Basic Usage and Tests¶
The easiest way to test the pipeline is to run the tests, which will basecall, assemble and polish a small dataset that comes bundled with Katuali. The tests require suppy, pomoxis, canu, flye and medaka to be installed, and can be run with:
make test
The output is placed in nested directories under the folder test/. For example, if the test has run correctly a .bam alignment file will have been produced containing 25X coverage of reads basecalled with guppy aligning to and E.coli plasmid.
test/
MinIonRun1/ # dataset name as defined in config.
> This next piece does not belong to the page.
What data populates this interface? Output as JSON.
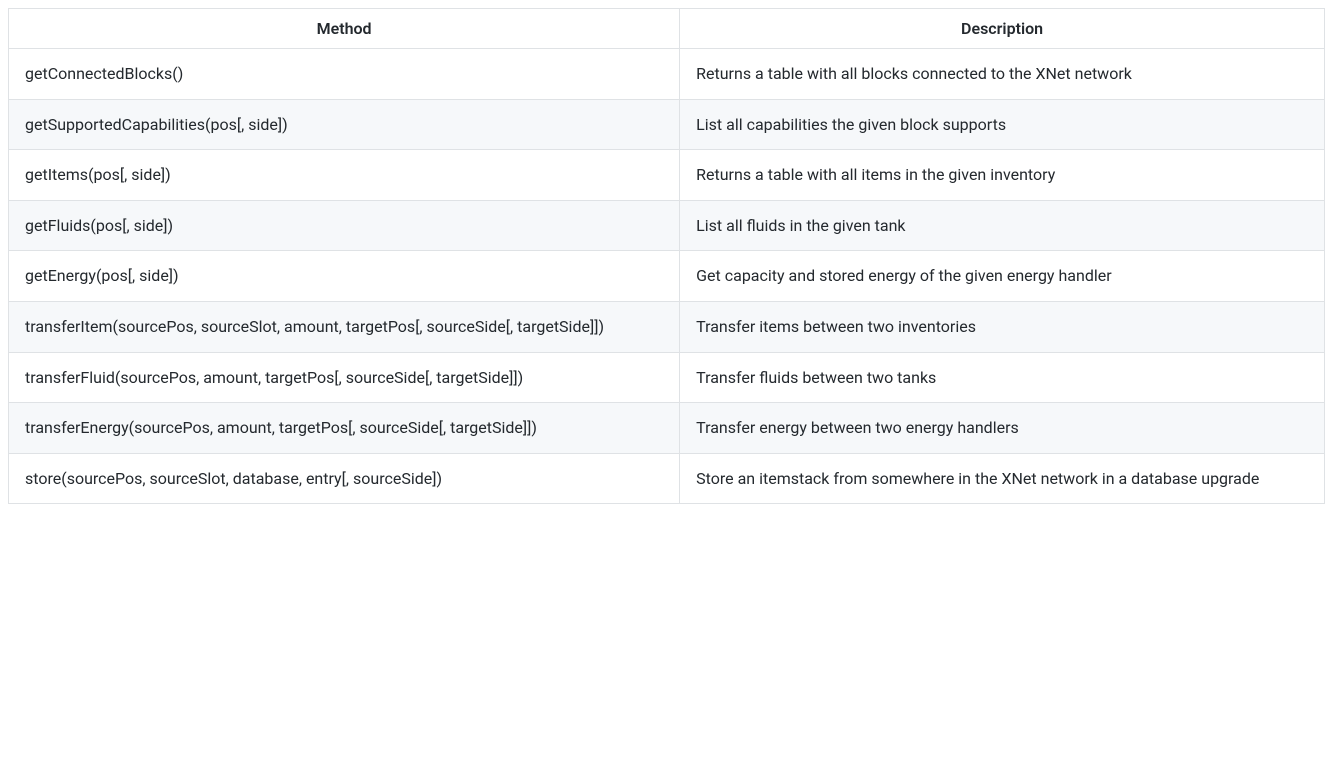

guppy/ # guppy basecaller with default options
align/ # alignment of bases
all_contigs/ # extraction of all_contigs in alignment
25X/ # subsampling alignments
sub_sample_25X_ecoli_SCS110_plasmid2.calls2ref.bam
Predefined Workflows¶
Katuali comes with a number of predefined workflows. To use these with your own data, start by creating a directory of reads (which could contain subdirectories of reads) within a run directory:
mkdir -p run1
cd run1
ln -s /path/to/fast5 reads # create a softlink to the fast5 data
cd ..
Then make a copy of the katuali config into your working directory,
katuali_config my_config.yaml
and update this file to reflect your data:
DATA:
'run1':
'GENOME_SIZE': '4.0M' # for canu/flye we need to specify genome size
There are two standard workflows available:
To perform basecalling, a quick assembly with miniasm, and consensus with racon and medaka it is sufficient to run:
katuali --configfile my_config.yaml all_fast_assm_polish
Alternatively to assemble with canu/flye (depending on ASSEMBLER option in my_config.yaml) run:
katuali --configfile my_config.yaml all_standard_assm_polish
The Custom pipelines section describes how to create a pipeline with any combination of basecallers, assemblers and polishers.